In a recent turn of events, the Federal Reserve, an independent government agency established by Congress, has maintained its focus on its dual mandate of controlling inflation and delivering maximum employment, despite public pressure from President Donald Trump to reduce interest rates.
Last month, President Trump took to social media to criticize Federal Reserve Chair Jerome Powell, urging a reduction in interest rates to 1%. The President's message included an image of an apparent hand-written letter to Powell, bearing his signature.
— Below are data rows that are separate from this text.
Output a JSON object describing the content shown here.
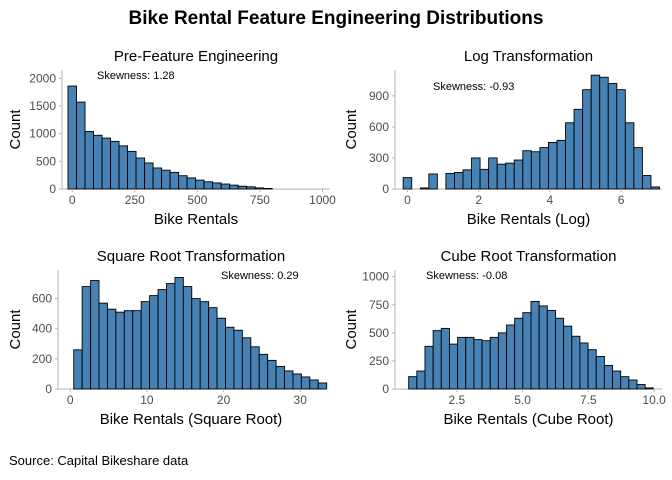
{
  "title": "Bike Rental Feature Engineering Distributions",
  "caption": "Source: Capital Bikeshare data",
  "bar_color": "#4682B4",
  "chart_data": [
    {
      "type": "bar",
      "title": "Pre-Feature Engineering",
      "xlabel": "Bike Rentals",
      "ylabel": "Count",
      "annotation": "Skewness: 1.28",
      "xlim": [
        -41,
        1030
      ],
      "ylim": [
        0,
        2150
      ],
      "xticks": [
        0,
        250,
        500,
        750,
        1000
      ],
      "yticks": [
        0,
        500,
        1000,
        1500,
        2000
      ],
      "bin_start": -17,
      "bin_width": 34,
      "values": [
        1860,
        1570,
        1040,
        970,
        920,
        860,
        780,
        680,
        560,
        470,
        380,
        340,
        300,
        240,
        200,
        160,
        130,
        110,
        90,
        70,
        50,
        40,
        20,
        10
      ]
    },
    {
      "type": "bar",
      "title": "Log Transformation",
      "xlabel": "Bike Rentals (Log)",
      "ylabel": "Count",
      "annotation": "Skewness: -0.93",
      "xlim": [
        -0.35,
        7.15
      ],
      "ylim": [
        0,
        1150
      ],
      "xticks": [
        0,
        2,
        4,
        6
      ],
      "yticks": [
        0,
        300,
        600,
        900
      ],
      "bin_start": -0.12,
      "bin_width": 0.24,
      "values": [
        110,
        0,
        10,
        145,
        0,
        150,
        160,
        185,
        300,
        190,
        300,
        240,
        250,
        280,
        370,
        360,
        400,
        450,
        470,
        640,
        770,
        960,
        1100,
        1080,
        1020,
        960,
        640,
        400,
        130,
        20
      ]
    },
    {
      "type": "bar",
      "title": "Square Root Transformation",
      "xlabel": "Bike Rentals (Square Root)",
      "ylabel": "Count",
      "annotation": "Skewness: 0.29",
      "xlim": [
        -1.6,
        33.1
      ],
      "ylim": [
        0,
        790
      ],
      "xticks": [
        0,
        10,
        20,
        30
      ],
      "yticks": [
        0,
        200,
        400,
        600
      ],
      "bin_start": 0.45,
      "bin_width": 1.1,
      "values": [
        260,
        680,
        720,
        570,
        530,
        510,
        520,
        520,
        580,
        620,
        660,
        700,
        740,
        680,
        600,
        580,
        540,
        470,
        410,
        390,
        340,
        280,
        230,
        190,
        150,
        120,
        100,
        80,
        60,
        40
      ]
    },
    {
      "type": "bar",
      "title": "Cube Root Transformation",
      "xlabel": "Bike Rentals (Cube Root)",
      "ylabel": "Count",
      "annotation": "Skewness: -0.08",
      "xlim": [
        0.15,
        10.3
      ],
      "ylim": [
        0,
        1060
      ],
      "xticks": [
        2.5,
        5.0,
        7.5,
        10.0
      ],
      "xtick_labels": [
        "2.5",
        "5.0",
        "7.5",
        "10.0"
      ],
      "yticks": [
        0,
        250,
        500,
        750,
        1000
      ],
      "bin_start": 0.67,
      "bin_width": 0.31,
      "values": [
        110,
        160,
        380,
        520,
        540,
        400,
        460,
        460,
        440,
        430,
        460,
        500,
        570,
        630,
        680,
        780,
        740,
        700,
        630,
        560,
        470,
        410,
        350,
        290,
        210,
        160,
        110,
        80,
        40,
        10
      ]
    }
  ]
}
However, the Federal Reserve did not consider an interest rate cut in July 2019 primarily due to public pressure from President Trump.
Goldman Sachs' analysis suggests that while some rate cuts were anticipated later in 2019, July was not expected to see a cut unless there was much weaker-than-expected employment data, which was not the case at that time. The Fed typically bases its decisions on economic data such as labor market health and inflation trends rather than public or political pressure.
Federal Reserve Chair Jerome Powell has remained steadfast in his commitment to this approach. He did not rule out a potential interest rate cut as soon as this month, stating that it depends on how the data evolve. In a recent meeting, a majority of Fed members felt it will be appropriate to begin reducing rates again in the remaining four meetings of the year.
The Fed last held a rate-setting meeting on July 29 and 30, 2019, and chose to keep its benchmark interest rate steady. This decision reflects the Fed's wait-and-see approach as it observes the potential effects of President Trump's tariff policy. The central bank will hold three more rate-setting meetings over the remainder of 2025.
European Central Bank President Christine Lagarde has expressed solidarity with Powell, stating that she and her colleagues would do the exact same thing as Jerome Powell if they were in his position. This endorsement underscores the Fed's commitment to its dual mandate, emphasizing the importance of data-driven decisions over political considerations.
In summary, while the Fed did cut rates multiple times later in 2019, there is no evidence that these decisions were driven by President Trump's public calls, and no cut was planned or executed in July 2019 specifically because of such pressure. The Fed continues to be "100% focused" on its dual mandate of controlling inflation and delivering maximum employment.
- The Fed's decision not to reduce interest rates in July 2019 was not mainly due to public pressure from President Trump, as some economic data such as labor market health and inflation trends were not weak enough to justify a cut, according to Goldman Sachs' analysis.
- Despite President Trump's urges for a lowering of interest rates and his criticism of Federal Reserve Chair Jerome Powell, the Fed typically bases its decisions on economic data rather than political or public pressure, as emphasized by the recent behavior of the Fed and European Central Bank.
- As the Fed holds three more rate-setting meetings over the remainder of 2019, the focus remains on its dual mandate of controlling inflation and delivering maximum employment, regardless of general news, political pressure, or business considerations, as demonstrated by the Federal Reserve's recent actions and the solidarity shown by European Central Bank President Christine Lagarde.